Every time I go to the Plaza, I run through this little episode in my head. The hotel is a tangible reminder of the cycles of markets.
But there is more to the story, something that my interest in 100-baggers made me rethink. It turns out that the old Plaza was not such a bad investment as I might’ve guessed. It cost $12.5 million to build. In present-day dollars, that’s about $325 million. An Indian conglomerate paid $4 billion for it last year, making the Plaza a 320-bagger (excluding dividends), or a 12-bagger even after adjusting for the value of the dollar..
So the old hotel returned roughly 6% compounded over a century, not including dividends. That’s double the rate at which the dollar lost purchasing power. Meanwhile, the stock market returned about 9.5% over this time. If you guess that dividends made up a third or so of the Plaza’s return and add that in, it gets very close to the market.
The point of this digression is to show, once again, the power of compounding. You could’ve invested $12.5 million at what seemed a terrible time. But the power of compounding year after year turned it into a rather good investment.
Cycles come and go, but the essentials of good investing outcomes remain the same. This brings me back to Grant’s.

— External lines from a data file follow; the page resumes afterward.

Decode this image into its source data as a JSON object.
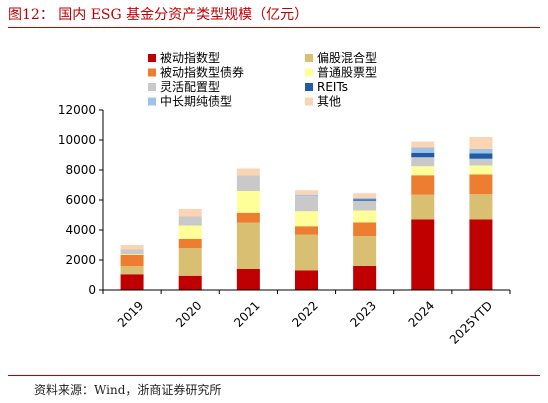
{
  "header": {
    "title": "图12：  国内 ESG 基金分资产类型规模（亿元）"
  },
  "footer": {
    "source": "资料来源：Wind，浙商证券研究所"
  },
  "chart_data": {
    "type": "bar",
    "stacked": true,
    "categories": [
      "2019",
      "2020",
      "2021",
      "2022",
      "2023",
      "2024",
      "2025YTD"
    ],
    "ylim": [
      0,
      12000
    ],
    "yticks": [
      0,
      2000,
      4000,
      6000,
      8000,
      10000,
      12000
    ],
    "ytick_labels": [
      "0",
      "2000",
      "4000",
      "6000",
      "8000",
      "10000",
      "12000"
    ],
    "grid": false,
    "legend_position": "top",
    "series": [
      {
        "name": "被动指数型",
        "color": "#c00000",
        "values": [
          1050,
          950,
          1400,
          1300,
          1600,
          4700,
          4700
        ]
      },
      {
        "name": "偏股混合型",
        "color": "#d9bf72",
        "values": [
          550,
          1850,
          3100,
          2400,
          2000,
          1650,
          1700
        ]
      },
      {
        "name": "被动指数型债券",
        "color": "#ed7d31",
        "values": [
          750,
          600,
          650,
          550,
          900,
          1300,
          1300
        ]
      },
      {
        "name": "普通股票型",
        "color": "#ffff99",
        "values": [
          50,
          900,
          1450,
          1000,
          800,
          600,
          600
        ]
      },
      {
        "name": "灵活配置型",
        "color": "#c9c9c9",
        "values": [
          300,
          600,
          1050,
          1000,
          650,
          600,
          450
        ]
      },
      {
        "name": "REITs",
        "color": "#1f5ca8",
        "values": [
          0,
          0,
          0,
          0,
          100,
          300,
          350
        ]
      },
      {
        "name": "中长期纯债型",
        "color": "#9dc3e6",
        "values": [
          0,
          0,
          0,
          100,
          100,
          350,
          300
        ]
      },
      {
        "name": "其他",
        "color": "#fbd4b4",
        "values": [
          300,
          500,
          450,
          300,
          300,
          400,
          800
        ]
      }
    ]
  }
}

The speaker was Tom Gayner, who is the chief investment officer of Markel. It is often compared to Warren Buffett’s Berkshire Hathaway. Markel has an outstanding long-term record.
Gayner’s approach is simple and much like my own. He looks for profitable businesses with good returns on capital that do not have a lot of debt. Businesses that have ample opportunities to reinvest profits and earn high returns again and again. He wants to acquire the stocks at favorable prices. And he wants an honest and talented management team.
The most important of these is the ability to reinvest at high returns. Gayner called it the “most nuanced aspect of investing.” He said: “A fair price might be a lot more than you think it is if profitable reinvestment can really take place.”